7 minutes de lecture

Vous éditez un site ou rédigez du contenu que vous publiez dans WordPress, Drupal etc ? Avez-vous déjà copié-collé du contenu d’un outil à l’autre faute d’une solution unique pour communiquer vers tous les supports ? Ou désinstallé un plugin car il avait cassé votre site ?

Si oui, vous avez sans doute besoin d’un CMS headless. Chez Troopers, nous développons des sites appuyés sur un CMS headless pour aider les chargés de communication, content managers et autres rédacteurs de toutes sortes à se concentrer sur le contenu. Pourquoi ? C’est principalement pour des raisons techniques que nous avons fait ce choix, mais un CMS headless présente aussi des avantages pour les éditeurs de contenu.
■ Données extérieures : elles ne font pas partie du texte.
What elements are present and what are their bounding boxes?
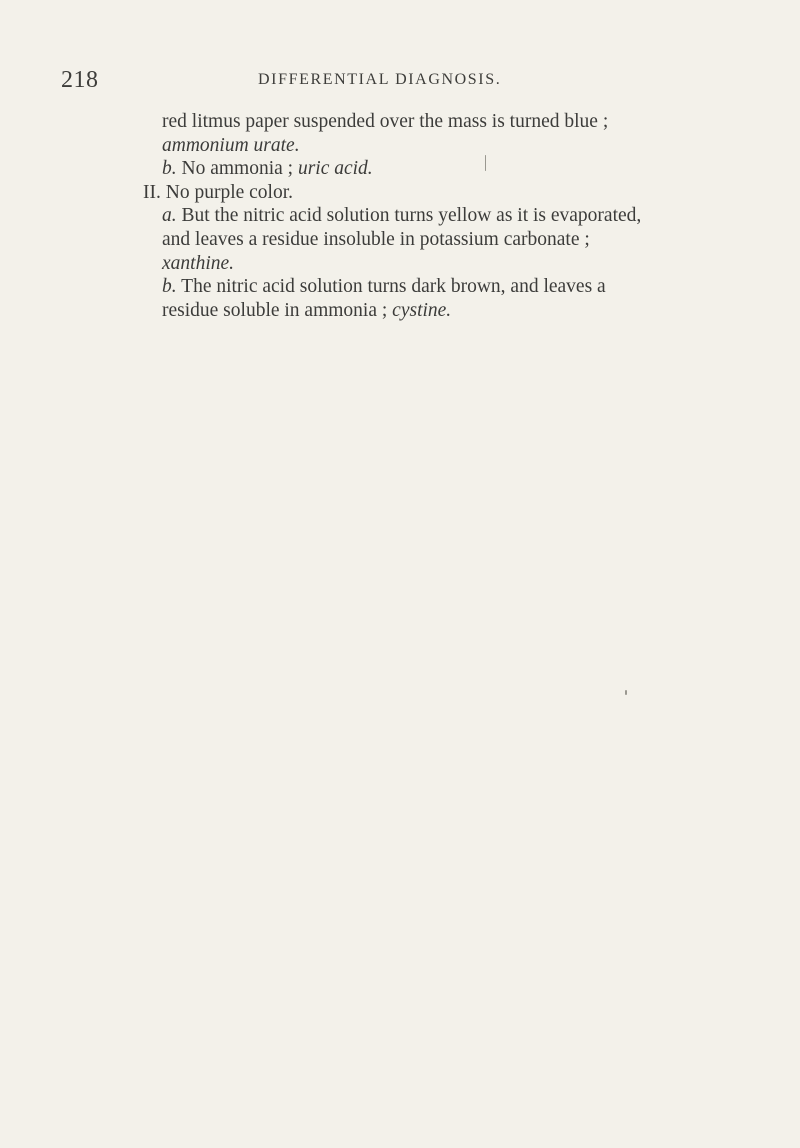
list-item-a xyxy=(105,204,725,228)
paper-speck xyxy=(485,155,486,171)
continuation-line xyxy=(105,134,725,158)
item-label: a. xyxy=(162,205,177,227)
result-ammonium-urate: ammonium urate. xyxy=(162,134,300,156)
continuation-text: residue soluble in ammonia ; xyxy=(162,299,388,321)
item-label: II. xyxy=(143,181,161,203)
continuation-line xyxy=(105,228,725,252)
continuation-text: and leaves a residue insoluble in potassium carbonate ; xyxy=(162,228,590,250)
list-item-II xyxy=(105,181,725,205)
item-label: b. xyxy=(162,276,177,298)
item-text: No ammonia ; xyxy=(181,158,294,180)
continuation-line xyxy=(105,252,725,276)
item-text: The nitric acid solution turns dark brown, and leaves a xyxy=(181,276,606,298)
list-item-b xyxy=(105,157,725,181)
continuation-line xyxy=(105,299,725,323)
result-cystine: cystine. xyxy=(392,299,452,321)
item-text: But the nitric acid solution turns yellow as it is evaporated, xyxy=(181,205,642,227)
item-text: No purple color. xyxy=(165,181,294,203)
page-number: 218 xyxy=(61,67,99,93)
result-uric-acid: uric acid. xyxy=(297,158,373,180)
item-label: b. xyxy=(162,158,177,180)
running-head: DIFFERENTIAL DIAGNOSIS. xyxy=(258,71,502,88)
body-text xyxy=(105,110,725,322)
continuation-line xyxy=(105,110,725,134)
paper-speck xyxy=(625,690,627,695)
result-xanthine: xanthine. xyxy=(162,252,235,274)
continuation-text: red litmus paper suspended over the mass is turned blue ; xyxy=(162,111,609,132)
list-item-b xyxy=(105,275,725,299)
L’un de mes arguments en faveur du headless (qui frise l’anti-vente) est qu’un CMS headless fait moins de choses qu’un CMS classique.

Avec un CMS classique, vous voyez ceci :

Vue complexe pilotage

On peut faire tellement de choses, mais certains boutons ne servent qu'une fois !

Avec un CMS headless, vous voyez cela :

Pilotage-simplifié

Il y a moins de boutons mais c’est plus facile de s’en servir !

Il y a de bonnes chances que vous n’ayez pas besoin d’un CMS headless si :

  • une seule personne gère votre site ;
  • c’est votre premier site Web ou vous démarrez l’activité pour le financer ;
  • vous devez faire un site très simple comme un site vitrine.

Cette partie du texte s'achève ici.